The Moravian missionaries began their work among the Cherokee Indians in the year 1800; 17 years later Brainerd Missions was begun by Cyrus Kingsbury, the advance agent for the American Board of Commissioners for Foreign Missions. This mission became known internationally and operated with great benefit to the Indians until their removal to the West. A few miles away there grew up the thriving city of Chattanooga whose inhabitants knew nothing of the little burying ground and fragments of old ruins nearby. Mr. Walker of that city became interested and determined to resurrect the history of this former seat of culture and activity that was Brainerd.

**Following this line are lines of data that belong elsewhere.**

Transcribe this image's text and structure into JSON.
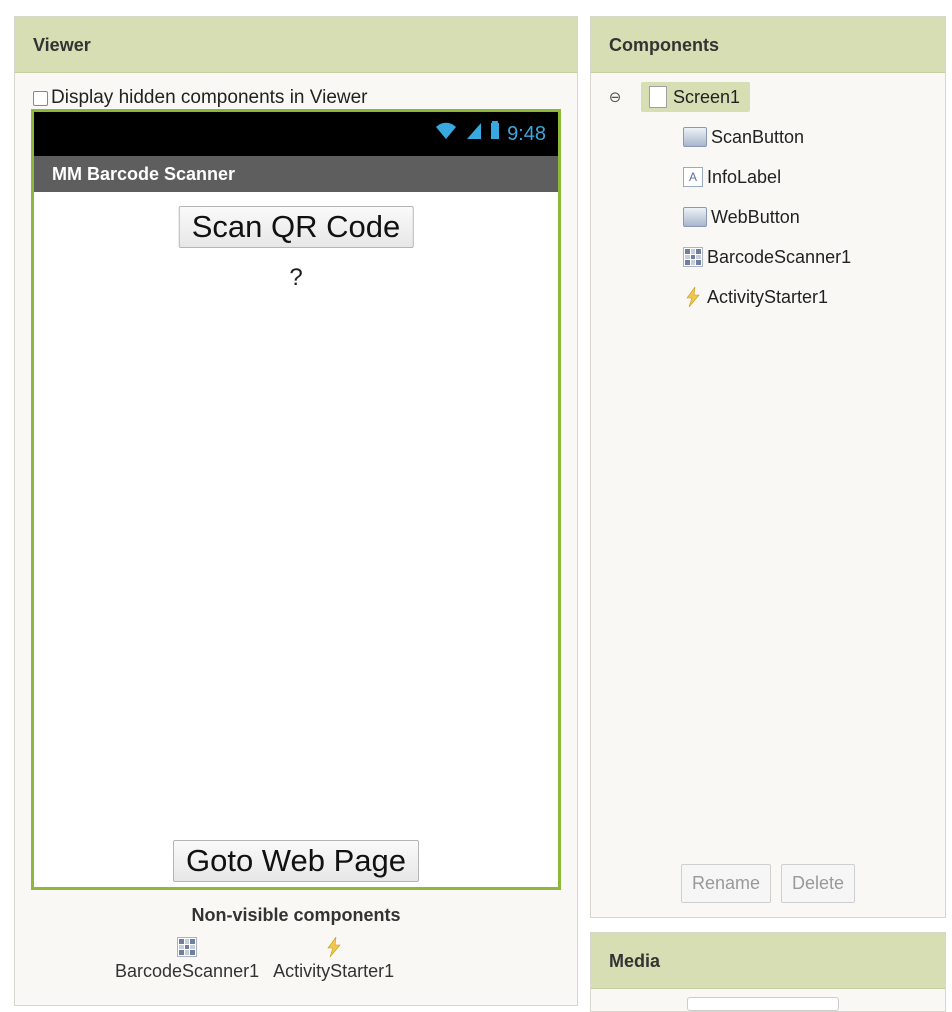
{
  "viewer": {
    "title": "Viewer",
    "hidden_toggle_label": "Display hidden components in Viewer",
    "phone": {
      "status_time": "9:48",
      "app_title": "MM Barcode Scanner",
      "scan_button_label": "Scan QR Code",
      "info_label_text": "?",
      "web_button_label": "Goto Web Page"
    },
    "nonvisible": {
      "title": "Non-visible components",
      "items": [
        {
          "label": "BarcodeScanner1",
          "icon": "barcode-scanner-icon"
        },
        {
          "label": "ActivityStarter1",
          "icon": "activity-starter-icon"
        }
      ]
    }
  },
  "components": {
    "title": "Components",
    "screen_label": "Screen1",
    "children": [
      {
        "label": "ScanButton",
        "icon": "button-icon"
      },
      {
        "label": "InfoLabel",
        "icon": "label-icon"
      },
      {
        "label": "WebButton",
        "icon": "button-icon"
      },
      {
        "label": "BarcodeScanner1",
        "icon": "barcode-scanner-icon"
      },
      {
        "label": "ActivityStarter1",
        "icon": "activity-starter-icon"
      }
    ],
    "rename_label": "Rename",
    "delete_label": "Delete"
  },
  "media": {
    "title": "Media"
  },
  "colors": {
    "header_bg": "#d7deb3",
    "phone_border": "#8fb83a",
    "status_icon": "#3aa8e0"
  }
}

He went to Boston and Cambridge where are preserved priceless old manuscripts that record the day by day activities of the mission, the people who came there, the lives and habits of the Indians, and from these he has written an absorbing and faithful history of this historic spot.
Mr. Walker quotes at length from the letters and journal's written at Brainerd and thus presents to the reader a series of graphic pictures of life at the mission, of the missionaries, and of the Cherokees at worship, in their homes and councils. The book covers and describes the Indians found at Chickamauga Mission, the Moravian mission at
Spring Place, the long procession of missionaries who came to Brainerd, the story of the little Osage captive, the Brainerd school, the Rev. Ard Hoyt, the romantic and tragic story of Catherine Brown, and finally the persecution and martyrdom of the missionaries, including the Rev. S. A. Worcester, grandfather of the late Hon. Alice M. Robertson and her sister, Mrs. N .B. Moore of Haskell; in 1831 he was sentenced to serve a term in the Georgia penitentiary for his refusal to cease his missionary work and abandon the Indians in their hour of greatest need, that the state might have a freer hand in driving the Indians from its borders. The book contains a foreword, an adequate index, and illustrations.